Panca Jiwa

Secara bahasa, panca berarti lima, dan jiwa berarti ruh. Panca jiwa adalah lima nilai dasar hidup yang dianut oleh masyarakat pesantren. Kelima nilai dasar itu adalah sebagai berikut:

  1. Keikhlasan
    • Ikhlas adalah falsafah hidup sepi ing pamrih, yaitu spirit yang mendorong seseorang untuk melakukan sesuatu bukan karena mengharap adanya keuntungan tertentu setelahnya. Bagi masyarakat pesantren, segala sesuatu haruslah dilakukan sebagai ibadah semata-mata karena Allah. Tidak ada apapun yang diharapkan setelahnya kecuali keridhaan-Nya. Ikhlas adalah nyawa bagi setiap amal. Tanpa keikhlasan, apapun amal yang kita lakukan menjadi tidak berarti di hadapan Allah SWT. Kyai dan seluruh kru edukatif haruslah ikhlas dalam mendidik dan seluruh santri haruslah ikhlas untuk dididik. Seluruh kru pengurus pesantren haruslah ikhlas dalam mengelola dan mengembangkan pesantren sebagai lembaga pelestari dan penjaga ajaran Islam.
  2. Kesederhanaan
    • Suasana kehidupan pesantren dilingkupi oleh prinsip kesederhanaan. Sederhana bukanlah miskin atau melarat. Sederhana adalah spirit untuk selalu hidup tidak berlebihan. Dalam sikap kesederhanaan, terdapat spirit, kekuatan, dan ketabahan dalam menghadapi seluruh perjuangan dan tanggung jawab hidup. Di balik kesederhanaan, terpancar kebesaran jiwa, kepercayaan diri dan keberanian untuk maju, dan pantang mundur dalam menghadapi setiap keadaan.
  3. Berdikari
    • Berdiri di atas kaki sendiri (berdikari) adalah kesanggupan menolong diri sendiri. Santri harus sanggup belajar dan berlatih mengurus kepentingan diri sendiri. Santri harus memaksakan diri untuk belajar berdisiplin dalam segala hal. Selain itu, pesantren sendiri, sebagai sebuah lembaga, juga harus sanggup mandiri sehingga tidak pernah menyandarkan kelangsungan hidupnya kepada bantuan atau balas kasihan pihak lain.
  4. Persaudaraan Islam
    • Setiap muslim adalah saudara bagi muslim lainnya.
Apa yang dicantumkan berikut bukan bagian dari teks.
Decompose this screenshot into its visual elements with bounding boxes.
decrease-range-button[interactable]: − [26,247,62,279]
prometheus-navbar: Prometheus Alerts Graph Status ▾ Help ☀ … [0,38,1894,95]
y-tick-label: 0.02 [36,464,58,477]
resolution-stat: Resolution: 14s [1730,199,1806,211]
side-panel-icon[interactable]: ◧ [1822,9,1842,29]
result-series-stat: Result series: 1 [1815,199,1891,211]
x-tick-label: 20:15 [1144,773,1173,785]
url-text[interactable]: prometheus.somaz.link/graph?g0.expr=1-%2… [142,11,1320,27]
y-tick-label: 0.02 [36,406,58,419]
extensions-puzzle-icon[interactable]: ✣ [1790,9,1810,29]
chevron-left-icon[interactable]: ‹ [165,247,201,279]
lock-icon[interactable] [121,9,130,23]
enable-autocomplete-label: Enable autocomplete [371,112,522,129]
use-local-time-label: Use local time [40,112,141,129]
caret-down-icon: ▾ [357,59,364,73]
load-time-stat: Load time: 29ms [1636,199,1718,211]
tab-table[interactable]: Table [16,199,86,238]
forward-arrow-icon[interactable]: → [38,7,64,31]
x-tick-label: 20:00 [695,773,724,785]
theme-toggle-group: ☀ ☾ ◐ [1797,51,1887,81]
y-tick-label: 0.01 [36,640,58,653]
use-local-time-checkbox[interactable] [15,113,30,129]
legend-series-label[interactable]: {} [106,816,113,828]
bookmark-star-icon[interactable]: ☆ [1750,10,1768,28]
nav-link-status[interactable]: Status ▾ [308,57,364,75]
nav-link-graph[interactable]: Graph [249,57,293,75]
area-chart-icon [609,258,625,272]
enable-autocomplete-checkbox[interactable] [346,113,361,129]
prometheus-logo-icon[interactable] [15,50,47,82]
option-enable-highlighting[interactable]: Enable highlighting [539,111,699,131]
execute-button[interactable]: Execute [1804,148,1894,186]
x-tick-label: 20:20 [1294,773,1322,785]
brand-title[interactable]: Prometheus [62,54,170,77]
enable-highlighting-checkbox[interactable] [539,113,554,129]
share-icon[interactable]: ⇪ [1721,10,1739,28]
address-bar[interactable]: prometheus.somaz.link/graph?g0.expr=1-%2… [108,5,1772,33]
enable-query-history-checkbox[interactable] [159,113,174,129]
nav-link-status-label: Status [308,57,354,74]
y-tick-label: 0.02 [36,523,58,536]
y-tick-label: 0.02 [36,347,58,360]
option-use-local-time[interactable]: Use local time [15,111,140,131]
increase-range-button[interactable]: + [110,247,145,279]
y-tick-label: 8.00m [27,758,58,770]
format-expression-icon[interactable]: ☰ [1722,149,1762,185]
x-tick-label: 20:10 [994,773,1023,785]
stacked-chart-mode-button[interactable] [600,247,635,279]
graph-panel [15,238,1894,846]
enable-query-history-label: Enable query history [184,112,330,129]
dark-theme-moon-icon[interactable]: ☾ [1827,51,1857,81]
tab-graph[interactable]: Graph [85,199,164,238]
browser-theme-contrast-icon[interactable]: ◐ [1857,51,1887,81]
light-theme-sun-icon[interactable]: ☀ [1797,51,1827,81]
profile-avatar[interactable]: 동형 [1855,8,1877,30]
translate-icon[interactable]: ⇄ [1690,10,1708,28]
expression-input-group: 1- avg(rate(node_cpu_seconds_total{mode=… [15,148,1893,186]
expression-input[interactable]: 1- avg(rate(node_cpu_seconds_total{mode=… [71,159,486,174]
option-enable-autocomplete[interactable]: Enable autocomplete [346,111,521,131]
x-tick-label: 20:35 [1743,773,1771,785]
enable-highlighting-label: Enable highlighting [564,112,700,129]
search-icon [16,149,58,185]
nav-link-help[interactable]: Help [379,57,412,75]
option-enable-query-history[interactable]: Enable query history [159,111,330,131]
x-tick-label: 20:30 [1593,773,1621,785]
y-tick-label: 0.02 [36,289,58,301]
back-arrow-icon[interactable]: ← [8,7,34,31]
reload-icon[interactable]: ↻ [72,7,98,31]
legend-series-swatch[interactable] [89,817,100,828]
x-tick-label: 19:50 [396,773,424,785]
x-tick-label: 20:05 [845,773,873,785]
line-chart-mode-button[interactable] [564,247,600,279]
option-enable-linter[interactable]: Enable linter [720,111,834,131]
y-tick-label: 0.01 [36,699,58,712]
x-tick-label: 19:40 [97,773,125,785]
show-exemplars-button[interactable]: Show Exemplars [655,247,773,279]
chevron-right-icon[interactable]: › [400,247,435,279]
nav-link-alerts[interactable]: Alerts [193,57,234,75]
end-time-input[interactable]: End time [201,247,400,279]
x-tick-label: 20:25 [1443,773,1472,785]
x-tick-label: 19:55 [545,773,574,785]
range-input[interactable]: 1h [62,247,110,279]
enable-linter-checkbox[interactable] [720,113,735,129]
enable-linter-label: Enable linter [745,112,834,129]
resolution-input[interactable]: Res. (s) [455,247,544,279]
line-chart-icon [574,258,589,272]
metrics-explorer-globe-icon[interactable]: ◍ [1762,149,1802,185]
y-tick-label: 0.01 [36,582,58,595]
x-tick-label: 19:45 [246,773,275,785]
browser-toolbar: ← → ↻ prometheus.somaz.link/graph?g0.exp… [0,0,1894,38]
Kehidupan di pesantren senantiasa diliputi suasana persaudaraan (ukhuwwah islāmiyyah) yang akrab, sehingga segala suka dan duka dirasakan bersama dalam jalinan persaudaraan keagamaan, ukhuwah ini bukan saja selama mereka belajar di pondok, tetapi juga mempengaruhi ke arah persatuan ummat dalam masyarakat sepulangnya dari pondok.
  5. Kebebasan Berpikir
    • Seluruh penghuni pesantren memiliki kebebasan dalam berpikir dan berbuat, menentukan masa depan, dalam memilih jalan hidup, dan lain sebagainya. Tentu saja kebebasan yang dimaksud di sini adalah kebebasan positif dan bertanggung jawab. Setiap orang bebas, namun kebebasannya dibatasi oleh kebebasan orang lain. Setiap orang bebas, namun kebebasannya dikelola dalam koridor peraturan dan norma-noma yang berlaku, baik di pesantren maupun di masyarakat.